Since we don’t like the acrid, burned flavor, though, we don’t add the pepper first. Instead, we do the final sear with salt only, optionally adding butter and a sprig of fresh rosemary halfway through. While the butter solids may scorch at these high temperatures, we find that they add more of a nutty charred flavor instead of the acrid burned flavor that comes from pepper.
For that nice kick of pepper, we either make a quick pepper sauce to pour over the steak, or simply crack fresh pepper over the steak at the table. This gives you all the benefits of the flavor without the risk of burning the pepper.
The Shortcut Version: How to Sous Vide a Great Steak More Easily
If this sounds like a whole lot of work for a steak, you’re right.
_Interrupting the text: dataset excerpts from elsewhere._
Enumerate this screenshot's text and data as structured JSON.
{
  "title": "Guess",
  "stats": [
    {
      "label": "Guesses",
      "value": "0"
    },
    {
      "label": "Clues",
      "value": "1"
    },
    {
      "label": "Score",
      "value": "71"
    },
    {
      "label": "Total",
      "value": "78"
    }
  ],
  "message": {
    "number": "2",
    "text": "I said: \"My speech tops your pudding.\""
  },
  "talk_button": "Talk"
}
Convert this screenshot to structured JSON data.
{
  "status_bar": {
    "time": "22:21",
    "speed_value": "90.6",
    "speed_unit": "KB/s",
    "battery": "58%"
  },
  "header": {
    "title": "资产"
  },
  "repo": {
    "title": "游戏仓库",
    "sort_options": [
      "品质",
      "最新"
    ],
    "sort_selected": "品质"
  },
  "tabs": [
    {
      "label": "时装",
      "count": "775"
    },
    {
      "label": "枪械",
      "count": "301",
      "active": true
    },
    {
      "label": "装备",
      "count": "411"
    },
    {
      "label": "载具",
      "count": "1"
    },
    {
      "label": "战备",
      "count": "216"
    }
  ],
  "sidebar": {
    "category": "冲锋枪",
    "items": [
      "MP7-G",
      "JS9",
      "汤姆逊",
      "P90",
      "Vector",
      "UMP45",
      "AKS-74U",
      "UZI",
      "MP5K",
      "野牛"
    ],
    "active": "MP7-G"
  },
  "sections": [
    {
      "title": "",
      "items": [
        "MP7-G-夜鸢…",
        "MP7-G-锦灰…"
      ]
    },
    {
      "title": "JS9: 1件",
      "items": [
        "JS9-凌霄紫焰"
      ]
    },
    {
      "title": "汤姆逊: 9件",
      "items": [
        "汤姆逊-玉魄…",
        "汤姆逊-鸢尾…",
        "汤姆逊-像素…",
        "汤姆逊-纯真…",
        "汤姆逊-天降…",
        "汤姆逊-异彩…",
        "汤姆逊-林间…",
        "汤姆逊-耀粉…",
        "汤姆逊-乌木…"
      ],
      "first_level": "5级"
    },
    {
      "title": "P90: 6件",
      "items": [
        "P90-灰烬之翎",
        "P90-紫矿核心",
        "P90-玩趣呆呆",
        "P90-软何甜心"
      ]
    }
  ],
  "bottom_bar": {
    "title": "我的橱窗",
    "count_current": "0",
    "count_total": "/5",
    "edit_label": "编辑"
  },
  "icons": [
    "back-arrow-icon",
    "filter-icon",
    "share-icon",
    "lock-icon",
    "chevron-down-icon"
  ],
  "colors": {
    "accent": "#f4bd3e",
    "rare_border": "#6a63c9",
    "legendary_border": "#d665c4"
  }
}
It’s worth it for a truly special occasion, and all of our tests were designed to figure out the absolute best way to make a sous vide steak.
Realistically, though, does your everyday steak need to be perfect? Or just downright amazing? If you can handle not-quite-perfection, you can skip several steps and save yourself time.
Instead of doing a pre-sear, just move forward a few steps in the process. Put the steak into the bag raw, seal it, and sous vide. From there, follow the steps as described.
Another shortcut you can take is to skip the ice bath, or to replace it with popping the steak into the freezer on a chilled plate for a few minutes. You’ll definitely get more of a halo effect, but it’s a lot less effort.
For easy reference, here’s our guide to how to sous vide an amazing steak, which skips some of the steps involved in making a perfect steak:Preheat your sous vide bath to your desired temperature (we generally go for medium-rare at 130° F (54.5° C) for most steaks.
- Put your steak into a bag and seal it, either with a vacuum sealer or the water displacement method.
- Cook the steak for approximately 2 hours (although sous vide cooking is flexible with time!)
- Just before the steak is done, prepare an ice bath (optional) and start preheating your cast iron pan.
- Remove the steak from the sous vide bath. Optionally, put it into the ice bath for 5 minutes. Alternatively, you can place it on a chilled plate in the freezer for a few minutes.
- Pat the steak dry, season as you normally would (no need for the extra salt you’d use on a pre-seared steak), and sear in your cast iron skillet for 60 to 90 seconds on each side, in 30-second intervals. In other words, flip your steak every 30 seconds until it’s had a total of two to three turns on each side (or until the crust develops to your taste).
- Sear the sides of the steak to taste. Enjoy!
How Long Does It Take to Sous Vide a Steak?
For an average steak of about 1” thick, you should aim for a minimum of 90 minutes (to ensure it’s cooked through) and a maximum of 4 hours (to maximize quality and ensure safety). Our guide calls for 2 hours on the assumption that you’re cooking an average-sized steak. If yours is significantly thicker, you may find that you need to cook it for longer to make sure the whole thing reaches the target temperature.
Making the perfect sous vide steak is straightforward, but involves some precise steps. We’ve discovered that salting after the sous vide bath, searing both before and after, and using an ice bath between the sous vide bath and the final sear are key components of making the best steak possible. However, for an amazing steak without the extra hassle, you can skip the first sear and even the ice bath. The results won’t be perfect, but they’ll still be incredible.